Truth is, the popularity of video games is a big surprise to guys like me. Oh, I know kids play video games. My grandsons love Super Mario on their Wii. And I think kids are spending entirely too much time indoors on video games. So, as an industry, we need to be urging parents to get kids away from the tube and into boating and fishing in the healthy environment. But kids aren’t the real story here. It’s adults and it’s big money.

Witness: Microsoft paid $2.5 billion for Majong, the creators of “Minecraft,”; Facebook dropped $2 billion to buy a virtual reality gaming company called Oculus VR; and Amazon spent $1 billion to purchase the game-streaming network called Twitch. Even many colleges like American University are now offering degrees in game designing, according to School of Communications dean Jeff Rutenbeck.

With video game sales hitting a whopping $21 billion last year (compared to movies at $10.9 billion and music sales of $7 billion), the big names are betting heavily on a forecast: “The entertainment people consume for the rest of their lives is what they found compelling in their late teens,” Strauss Zelnick said. He is the CEO of Take-Two Interactive, the creators of the record-selling game “Grand Theft Auto 5.”
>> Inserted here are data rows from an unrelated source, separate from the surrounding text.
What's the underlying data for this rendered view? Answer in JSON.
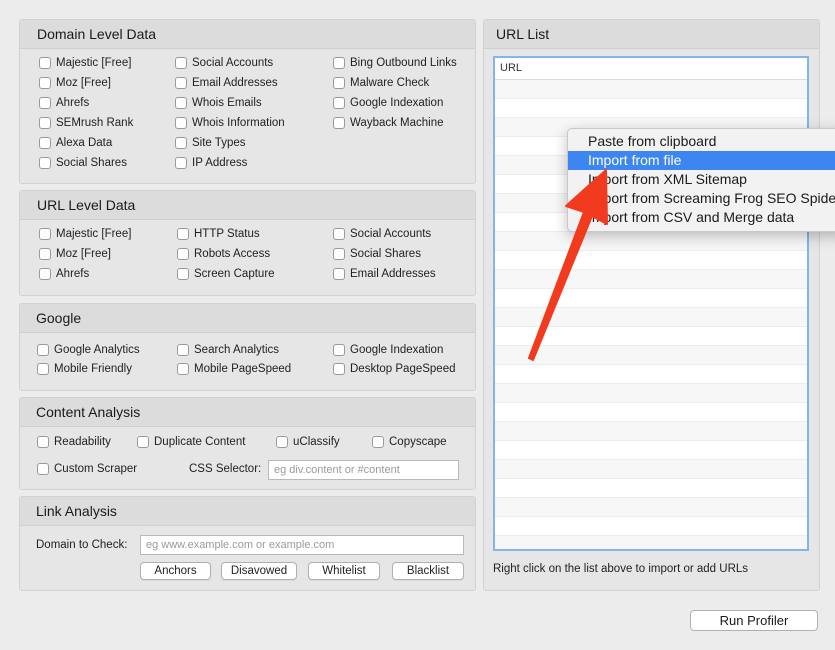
{
  "domain_panel": {
    "title": "Domain Level Data",
    "col1": [
      "Majestic [Free]",
      "Moz [Free]",
      "Ahrefs",
      "SEMrush Rank",
      "Alexa Data",
      "Social Shares"
    ],
    "col2": [
      "Social Accounts",
      "Email Addresses",
      "Whois Emails",
      "Whois Information",
      "Site Types",
      "IP Address"
    ],
    "col3": [
      "Bing Outbound Links",
      "Malware Check",
      "Google Indexation",
      "Wayback Machine"
    ]
  },
  "url_panel": {
    "title": "URL Level Data",
    "col1": [
      "Majestic [Free]",
      "Moz [Free]",
      "Ahrefs"
    ],
    "col2": [
      "HTTP Status",
      "Robots Access",
      "Screen Capture"
    ],
    "col3": [
      "Social Accounts",
      "Social Shares",
      "Email Addresses"
    ]
  },
  "google_panel": {
    "title": "Google",
    "col1": [
      "Google Analytics",
      "Mobile Friendly"
    ],
    "col2": [
      "Search Analytics",
      "Mobile PageSpeed"
    ],
    "col3": [
      "Google Indexation",
      "Desktop PageSpeed"
    ]
  },
  "content_panel": {
    "title": "Content Analysis",
    "row1": [
      "Readability",
      "Duplicate Content",
      "uClassify",
      "Copyscape"
    ],
    "custom_scraper": "Custom Scraper",
    "css_selector_label": "CSS Selector:",
    "css_selector_placeholder": "eg div.content or #content"
  },
  "link_panel": {
    "title": "Link Analysis",
    "domain_label": "Domain to Check:",
    "domain_placeholder": "eg www.example.com or example.com",
    "buttons": [
      "Anchors",
      "Disavowed",
      "Whitelist",
      "Blacklist"
    ]
  },
  "url_list": {
    "title": "URL List",
    "column_header": "URL",
    "note": "Right click on the list above to import or add URLs"
  },
  "context_menu": {
    "items": [
      "Paste from clipboard",
      "Import from file",
      "Import from XML Sitemap",
      "Import from Screaming Frog SEO Spider",
      "Import from CSV and Merge data"
    ],
    "active_index": 1
  },
  "annotation": {
    "color": "#f23a1f"
  },
  "run_button": "Run Profiler"
}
If we now see gaming as another competitor for boating, what’s even more concerning is that Zelnick foresees a broader market blossoming in which parents share a passion for gaming with their kids. That will guarantee bringing in the next generation and the growth will continue. Moreover, people like me, who thought playing a video game was pretty much a loner thing are really out of touch. Check this out:

Gaming is a big spectator sport. Oh, not here yet, but in Asia and Europe thousands of fans are packing arenas to see “esports” professionals (yup, there are pros) battle in games like “League of Legends” and “Battlefield,” according to reporter Hayley Tsukayama’s recent story in the Washington Post. In Frankfort, for example, fans filled the 35,000-seat Commerzbank Arena to watch a “Defense of the Ancients” tournament featuring star players, complete with color commentary and a grand prize of more than $200,000.

And the big audiences in arenas pale in comparison to the online audience. Some tournaments have logged in up to 23 million concurrent viewers, Tsukayama discovered. That’s about the same number of people tuning into Game 7 of the World Series. Further, she found that Twitch pioneered the way pros and amateurs live-stream games they’re playing through computers and game consoles. As a result, when Amazon bought it, Twitch was the fourth most -rafficked site on the Internet.
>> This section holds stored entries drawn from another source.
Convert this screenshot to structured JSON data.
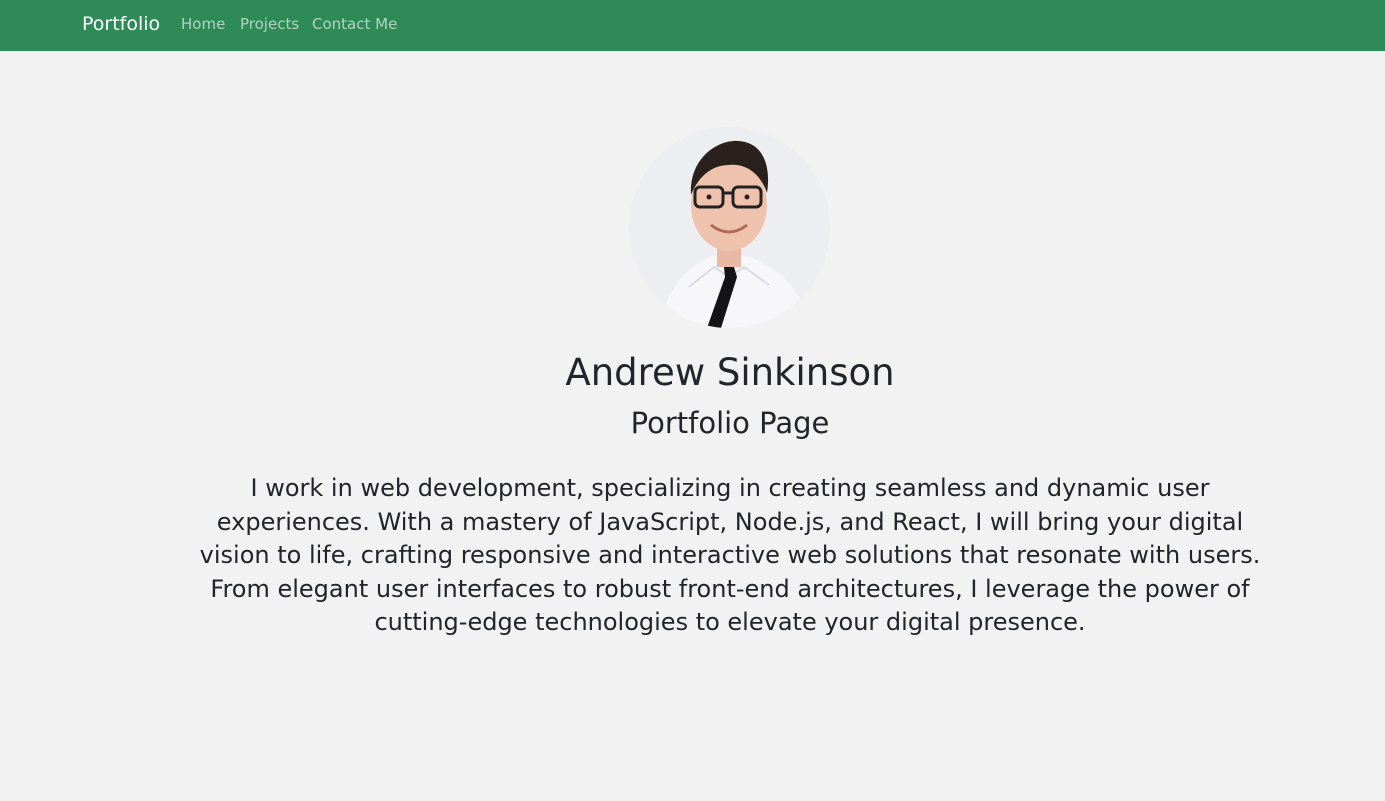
{
  "navbar": {
    "brand": "Portfolio",
    "links": [
      {
        "label": "Home"
      },
      {
        "label": "Projects"
      },
      {
        "label": "Contact Me"
      }
    ],
    "background": "#2e8b57"
  },
  "profile": {
    "name": "Andrew Sinkinson",
    "subtitle": "Portfolio Page",
    "bio": "I work in web development, specializing in creating seamless and dynamic user experiences. With a mastery of JavaScript, Node.js, and React, I will bring your digital vision to life, crafting responsive and interactive web solutions that resonate with users. From elegant user interfaces to robust front-end architectures, I leverage the power of cutting-edge technologies to elevate your digital presence."
  },
  "colors": {
    "page_background": "#f2f2f2",
    "text": "#212529"
  }
}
It’s notable that Rutenbeck says: “Anybody who is trying to develop an entertainment strategy — a political party, an advocacy group — should look at game design.” His observation bolsters the fact that video games are not a niche market anymore and, while they’re not filling arena seats in the U.S. right now, how far away can it be?
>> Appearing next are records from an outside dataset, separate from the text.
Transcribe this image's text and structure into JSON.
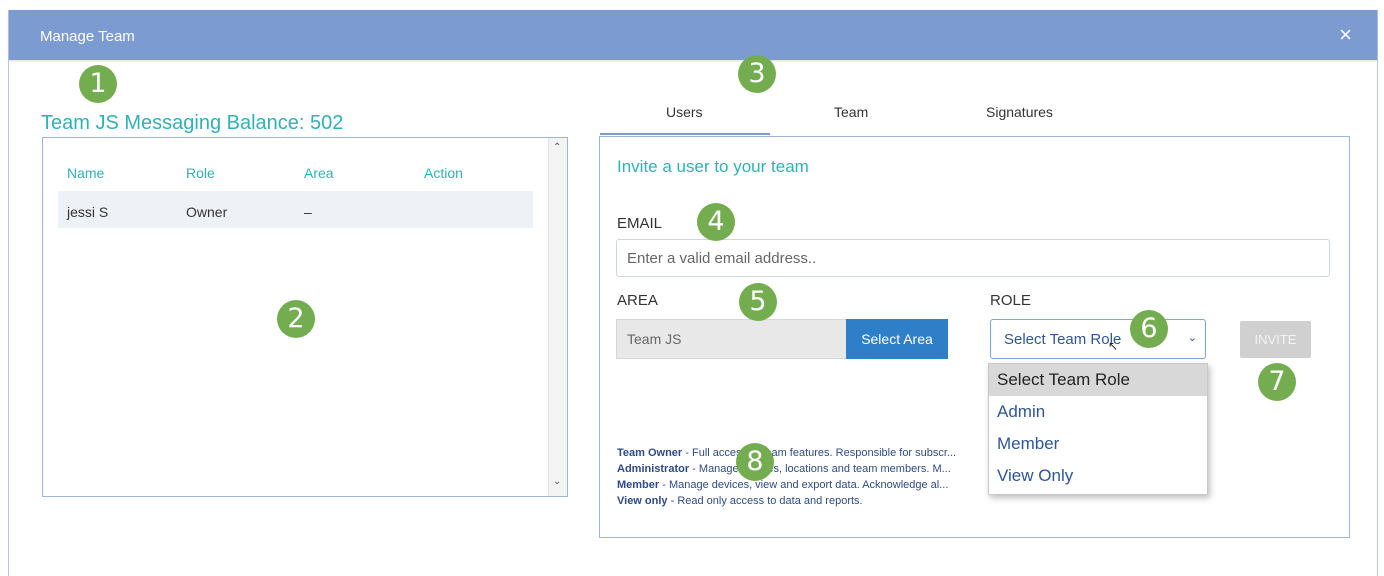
{
  "dialog": {
    "title": "Manage Team",
    "close_icon": "×"
  },
  "balance": {
    "text": "Team JS Messaging Balance: 502"
  },
  "users_table": {
    "headers": [
      "Name",
      "Role",
      "Area",
      "Action"
    ],
    "rows": [
      {
        "name": "jessi S",
        "role": "Owner",
        "area": "–",
        "action": ""
      }
    ],
    "scroll_up": "⌃",
    "scroll_down": "⌄"
  },
  "tabs": [
    {
      "label": "Users",
      "active": true
    },
    {
      "label": "Team"
    },
    {
      "label": "Signatures"
    }
  ],
  "invite": {
    "title": "Invite a user to your team",
    "email_label": "EMAIL",
    "email_placeholder": "Enter a valid email address..",
    "area_label": "AREA",
    "area_value": "Team JS",
    "select_area_button": "Select Area",
    "role_label": "ROLE",
    "role_value": "Select Team Role",
    "role_chevron": "⌄",
    "invite_button": "INVITE"
  },
  "role_options": [
    "Select Team Role",
    "Admin",
    "Member",
    "View Only"
  ],
  "help": [
    {
      "term": "Team Owner",
      "desc": " - Full access to team features. Responsible for subscr..."
    },
    {
      "term": "Administrator",
      "desc": " - Manage devices, locations and team members. M..."
    },
    {
      "term": "Member",
      "desc": " - Manage devices, view and export data. Acknowledge al..."
    },
    {
      "term": "View only",
      "desc": " - Read only access to data and reports."
    }
  ],
  "callouts": [
    "1",
    "2",
    "3",
    "4",
    "5",
    "6",
    "7",
    "8"
  ],
  "colors": {
    "header": "#7b9bd1",
    "accent_teal": "#32b0b8",
    "button_blue": "#2f7ec8",
    "callout_green": "#74ad4f"
  }
}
I’m not suggesting developing a challenging video game around boating or that such a game would have any boating market impact (such a concept is clearly above my pay grade.) However, one thing is eye-opening: the incredible growth of adult video gamers, if only measured by the billions they’re shelling out, reinforces the compelling need to get out boating’s message of “get up off the couch and experience the exciting boating lifestyle.” It’s never been a more important part of the industry’s outreach (via Discover Boating, for example) to bring in more boat buyers and grow the industry.